When it comes to valuable career skills for a young person, you can’t do much better than home construction. Learning to hang drywall, do plumbing and electrical, learning to frame a house, etc., are not only practical skills; they’re also skills that will almost guarantee a person employment in today’s economy.

A new program at Westfield Preparatory High School, a grades 7-12 charter school in Redford, is giving students a huge head start in this area. The students are building a tiny house from the ground up, and in doing so, they’re gaining some big skills.

Antonio Powell, a professional in the construction industry and the owner of Maniac Mechanics, runs the program, which is funded by a state grant that Westfield Prep received.

“What we do is we take the children for four weeks, three days a week, three hours a day, and we teach them fundamental plumbing, electrical, drywall installation, tile work and framing. We install all of that within that four weeks and create either a bathroom or a kitchen, and we're also about to work on a tiny home that will be located on the outside of this school,” Powell said.

The program is open to students in grades 7-12, with the older students doing the most advanced work. Working in teams, the students build segments of a house that are each four-by-four feet. Some of the segments are for practice, while some of them will actually be used in the school’s tiny house.
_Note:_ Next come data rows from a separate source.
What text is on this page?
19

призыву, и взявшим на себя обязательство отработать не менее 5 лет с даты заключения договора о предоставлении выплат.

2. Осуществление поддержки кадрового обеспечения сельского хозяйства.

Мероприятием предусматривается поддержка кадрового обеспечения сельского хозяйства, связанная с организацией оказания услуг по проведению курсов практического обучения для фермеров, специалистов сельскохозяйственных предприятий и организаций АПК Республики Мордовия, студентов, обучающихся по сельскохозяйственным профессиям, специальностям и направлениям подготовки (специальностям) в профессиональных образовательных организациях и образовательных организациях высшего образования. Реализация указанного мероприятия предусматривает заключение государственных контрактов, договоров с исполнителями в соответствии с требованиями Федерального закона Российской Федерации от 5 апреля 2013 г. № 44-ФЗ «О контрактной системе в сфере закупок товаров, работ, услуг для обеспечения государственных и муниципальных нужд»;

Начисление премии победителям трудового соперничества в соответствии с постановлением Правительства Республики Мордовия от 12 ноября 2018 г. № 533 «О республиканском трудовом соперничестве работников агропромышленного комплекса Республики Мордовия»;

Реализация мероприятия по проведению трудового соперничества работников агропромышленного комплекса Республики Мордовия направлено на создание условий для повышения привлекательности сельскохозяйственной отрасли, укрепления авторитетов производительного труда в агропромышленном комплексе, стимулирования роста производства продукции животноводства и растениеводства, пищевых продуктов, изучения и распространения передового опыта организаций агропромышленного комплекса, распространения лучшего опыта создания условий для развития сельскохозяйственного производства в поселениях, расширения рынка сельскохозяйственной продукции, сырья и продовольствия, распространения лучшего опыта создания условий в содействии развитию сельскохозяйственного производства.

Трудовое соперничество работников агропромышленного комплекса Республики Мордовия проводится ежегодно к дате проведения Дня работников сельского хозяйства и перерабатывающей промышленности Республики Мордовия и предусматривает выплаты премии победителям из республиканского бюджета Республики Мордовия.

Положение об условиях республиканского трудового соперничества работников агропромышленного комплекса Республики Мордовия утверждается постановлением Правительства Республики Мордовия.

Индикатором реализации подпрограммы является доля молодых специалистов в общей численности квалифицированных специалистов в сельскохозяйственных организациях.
“We’ll use some of these segments and actually just join them and have some of the most advanced students do the remainder of the projects like the roof. We'll do like a gable-style roof and just kind of join them in. Essentially, we were just doing individual rooms, but we wanted to scale it out and do some actual tiny homes for the kids to be able to go inside,” Powell said.

There are currently 28 students in the class, which operates as a four-week program. Westfield Prep Principal Aquan Grant-Wayne said the class has become extremely popular among students.

“We've literally had kids just walk past after school and say, can I please join?” she said.

Aquan said the program is funded by a 21(h) grant from the state, which is designed to help a school improve its math, literacy, and attendance. The home-building program primarily targets the attendance goal, and it’s been phenomenally successful.

“This was one of our goal areas for attendance because we know the students don't miss this class. They may miss anything else, but they're not missing this class,” Aquan said.

Powell said that some of the students have come to the program already knowing some construction skills, while others are learning from scratch.

“A few of the kids in the program have parents who are do-it-yourselfers and showed them how to do some of these things, and there are others who have never done anything before. This program kind of catapults them to becoming even more excited about it. And everything's functional. So for them to come in here, be able to turn the light switch on, and it works, turn the plumbing on, and it works, it's a joy for them because they can see something tangible that they've actually put together with their own hands,” Powell said.

In addition to learning practical construction skills, Powell said his students are gaining a lot of other skills along the way.

“My whole objective is to have them critically think about everything. I want them to use their thinking skills. I don’t tell them what to do. I just show them how to correctly do it, but it’s up to you to figure it out. I let them make their mistakes. We draw it all out before we do it on an actual bathroom or kitchen,” Powell said.

Westfield Prep’s tiny house should be completed by the end of the school year, and it’ll be 160-200 square feet when it’s all put together. Aquan said the tiny house will be located on the school grounds, giving future students a chance to see what it’s all about if they decide to join the course.

It also gives the current students a chance to see an actual home they built themselves.

“The fact that they have this ownership and something they're proud of is so good to see,” Aquan said.